R.J. no se molestó en tomarle la temperatura. Al palparle el abdomen notó una contracción inconfundible, y le cogió una mano a Toby y se la puso allí para que comprendiera.

R.J. se volvió hacia Jan.

—¿Quieres llamar a la ambulancia y decirles que tu esposa está de parto, por favor? Y luego llama al hospital. Diles que vamos hacia allí y que avisen al doctor Zinck.

Toby se echó a llorar.

—¿Es bueno?

—Pues claro que es bueno; Gwen nunca consentiría que la sustituyese un médico cualquiera.

R.J. se puso unos guantes esterilizados. Toby tenía los ojos muy abiertos. R.J. tuvo que pedirle varias veces, la última con brusquedad, que alzara las rodillas. El examen digital no reveló nada inquietante; apenas se había dilatado, quizá tres centímetros.

—Tengo mucho miedo, R.J.

R.J. la abrazó.

—Todo saldrá bien, te lo prometo.

La mandó al cuarto de baño para que vaciara la vejiga antes de la llegada de la ambulancia.

Jan volvió de telefonear.

—Tendrá que llevarse algunas cosas -le advirtió R.J.

—Hace cinco semanas que tiene la bolsa preparada.

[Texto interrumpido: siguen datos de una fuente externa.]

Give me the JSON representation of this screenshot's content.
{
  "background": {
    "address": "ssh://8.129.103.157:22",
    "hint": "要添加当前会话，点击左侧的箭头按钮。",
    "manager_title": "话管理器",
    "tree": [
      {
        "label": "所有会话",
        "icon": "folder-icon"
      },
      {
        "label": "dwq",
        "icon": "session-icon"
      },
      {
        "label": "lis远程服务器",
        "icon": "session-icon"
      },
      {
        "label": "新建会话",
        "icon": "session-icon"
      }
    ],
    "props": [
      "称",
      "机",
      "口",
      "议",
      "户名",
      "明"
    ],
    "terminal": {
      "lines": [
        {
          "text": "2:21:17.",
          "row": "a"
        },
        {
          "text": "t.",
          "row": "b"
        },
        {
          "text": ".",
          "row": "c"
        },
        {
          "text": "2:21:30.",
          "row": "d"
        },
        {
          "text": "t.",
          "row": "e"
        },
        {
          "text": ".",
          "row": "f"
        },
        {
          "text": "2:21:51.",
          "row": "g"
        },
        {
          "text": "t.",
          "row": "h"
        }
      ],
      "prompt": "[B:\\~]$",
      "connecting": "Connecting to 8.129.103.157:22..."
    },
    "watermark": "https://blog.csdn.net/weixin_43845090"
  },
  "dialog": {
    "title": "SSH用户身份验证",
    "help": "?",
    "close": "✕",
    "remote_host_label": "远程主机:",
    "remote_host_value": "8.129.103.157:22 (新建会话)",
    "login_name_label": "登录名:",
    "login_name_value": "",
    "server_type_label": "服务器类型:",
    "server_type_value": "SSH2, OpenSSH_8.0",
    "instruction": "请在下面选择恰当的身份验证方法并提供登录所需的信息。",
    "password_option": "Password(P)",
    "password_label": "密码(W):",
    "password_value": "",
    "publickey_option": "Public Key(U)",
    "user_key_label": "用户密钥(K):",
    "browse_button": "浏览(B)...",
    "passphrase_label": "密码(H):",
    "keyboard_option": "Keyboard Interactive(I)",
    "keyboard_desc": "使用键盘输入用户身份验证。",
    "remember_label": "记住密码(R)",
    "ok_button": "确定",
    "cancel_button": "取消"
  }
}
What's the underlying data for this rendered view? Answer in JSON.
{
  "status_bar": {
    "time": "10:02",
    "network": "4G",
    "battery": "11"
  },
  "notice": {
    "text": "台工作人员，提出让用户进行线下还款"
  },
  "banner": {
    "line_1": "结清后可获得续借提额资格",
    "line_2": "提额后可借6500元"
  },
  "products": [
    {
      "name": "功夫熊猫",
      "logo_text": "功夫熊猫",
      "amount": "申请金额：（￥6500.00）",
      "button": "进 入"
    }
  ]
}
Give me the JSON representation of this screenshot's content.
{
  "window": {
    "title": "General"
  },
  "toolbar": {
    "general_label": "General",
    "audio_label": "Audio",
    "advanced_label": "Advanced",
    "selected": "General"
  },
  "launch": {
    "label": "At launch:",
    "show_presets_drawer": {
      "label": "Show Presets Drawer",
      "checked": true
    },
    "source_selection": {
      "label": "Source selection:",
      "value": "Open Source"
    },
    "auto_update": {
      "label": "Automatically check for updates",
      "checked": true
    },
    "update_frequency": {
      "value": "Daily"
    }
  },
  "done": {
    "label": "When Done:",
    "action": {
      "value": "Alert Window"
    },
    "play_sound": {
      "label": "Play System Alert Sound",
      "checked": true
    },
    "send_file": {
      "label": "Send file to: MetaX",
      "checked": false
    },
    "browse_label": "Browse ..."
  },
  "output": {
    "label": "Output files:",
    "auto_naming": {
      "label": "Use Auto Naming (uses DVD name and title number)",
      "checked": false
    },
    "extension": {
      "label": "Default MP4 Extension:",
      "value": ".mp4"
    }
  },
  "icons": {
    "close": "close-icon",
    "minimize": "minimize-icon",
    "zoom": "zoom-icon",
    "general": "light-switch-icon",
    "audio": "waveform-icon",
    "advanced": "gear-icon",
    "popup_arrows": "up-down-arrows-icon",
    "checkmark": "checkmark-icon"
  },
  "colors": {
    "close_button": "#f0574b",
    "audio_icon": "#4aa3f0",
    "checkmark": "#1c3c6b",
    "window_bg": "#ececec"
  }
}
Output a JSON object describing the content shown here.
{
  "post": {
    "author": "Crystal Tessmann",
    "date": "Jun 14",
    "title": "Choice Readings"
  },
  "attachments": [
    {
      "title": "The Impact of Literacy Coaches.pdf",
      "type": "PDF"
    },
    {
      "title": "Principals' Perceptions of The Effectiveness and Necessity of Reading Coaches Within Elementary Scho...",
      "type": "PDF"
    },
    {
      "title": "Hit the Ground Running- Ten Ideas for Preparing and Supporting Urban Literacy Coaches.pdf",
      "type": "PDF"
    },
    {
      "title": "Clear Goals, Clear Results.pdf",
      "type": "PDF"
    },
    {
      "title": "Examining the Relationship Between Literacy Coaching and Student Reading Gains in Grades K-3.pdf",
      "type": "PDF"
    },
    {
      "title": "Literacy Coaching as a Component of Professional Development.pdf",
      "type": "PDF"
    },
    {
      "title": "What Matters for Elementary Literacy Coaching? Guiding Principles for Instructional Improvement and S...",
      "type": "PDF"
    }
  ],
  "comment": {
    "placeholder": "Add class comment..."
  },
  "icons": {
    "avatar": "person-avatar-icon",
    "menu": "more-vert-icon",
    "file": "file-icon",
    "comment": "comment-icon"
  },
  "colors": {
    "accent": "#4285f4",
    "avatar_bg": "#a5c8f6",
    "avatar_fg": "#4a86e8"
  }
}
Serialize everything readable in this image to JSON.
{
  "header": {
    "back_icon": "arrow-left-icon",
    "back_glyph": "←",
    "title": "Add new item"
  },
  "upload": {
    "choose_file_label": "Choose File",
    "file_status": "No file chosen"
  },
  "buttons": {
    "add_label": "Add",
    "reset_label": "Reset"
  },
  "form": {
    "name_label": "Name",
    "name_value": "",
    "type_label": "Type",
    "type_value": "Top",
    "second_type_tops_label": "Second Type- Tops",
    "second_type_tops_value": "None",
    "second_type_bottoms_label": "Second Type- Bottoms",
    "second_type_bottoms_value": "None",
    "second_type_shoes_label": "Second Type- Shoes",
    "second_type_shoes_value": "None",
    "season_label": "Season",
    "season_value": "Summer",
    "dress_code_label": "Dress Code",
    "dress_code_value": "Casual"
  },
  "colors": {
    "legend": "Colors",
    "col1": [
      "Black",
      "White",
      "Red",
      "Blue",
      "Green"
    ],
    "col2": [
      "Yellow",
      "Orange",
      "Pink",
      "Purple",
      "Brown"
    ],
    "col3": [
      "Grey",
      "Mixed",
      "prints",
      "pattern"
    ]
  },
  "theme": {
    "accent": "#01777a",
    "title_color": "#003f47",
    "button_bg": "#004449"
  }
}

En la ambulancia estaban Steve Ripley y Dennis Stanley, más alerta que nunca porque Toby era de los suyos. Cuando llegaron, R.J. acababa de comprobar las constantes vitales por segunda vez, y le tendió a Steve la hoja donde las había anotado.

Jan y Dennis salieron en busca de la camilla.

—La acompañaré -anunció R.J.-. Está asustada. Iría bien que su marido viniera también con nosotros.

La ambulancia estaba repleta.

Steve permanecía de pie tras la cabeza de Toby, cerca del conductor y del radioteléfono; Jan se hallaba a los pies de su esposa, y R.J. en el centro, los tres balanceándose y tratando de mantener el equilibrio, sobre todo cuando el vehículo dejó atrás las carreteras secundarias y empezó a correr por la sinuosa carretera. Dentro de la ambulancia hacía calor, porque la calefacción era potente. Casi al comienzo del trayecto le habían retirado las mantas a Toby, y R.J. le había levantado el camisón por encima del abultado vientre. Al principio, R.J. la cubrió por pudor con una sábana ligera, pero los pataleos de Toby la hicieron caer al suelo.

Toby había empezado el viaje pálida y silenciosa, pero su cara no tardó en enrojecer con el esfuerzo de combatir los dolores, y poco después comenzó a lanzar una serie de gruñidos y quejidos, con algún que otro grito agudo.

—¿Le doy oxígeno? preguntó Steve.

—No puede hacerle ningún daño -contestó R.J.

Pero tras unas pocas inhalaciones, Toby se arrancó la mascarilla de la cara.

—¡R.J.! -chilló frenéticamente, y de su interior brotó un gran chorro de líquido que salpicó las manos y los tejanos de R.J.

—No pasa nada, Toby; acabas de romper aguas, eso es todo -la tranquilizó R.J., y extendió la mano hacia una toalla. Toby abrió mucho la boca y sacó la lengua como si intentara dar un gran grito, pero no surgió ningún sonido. R.J.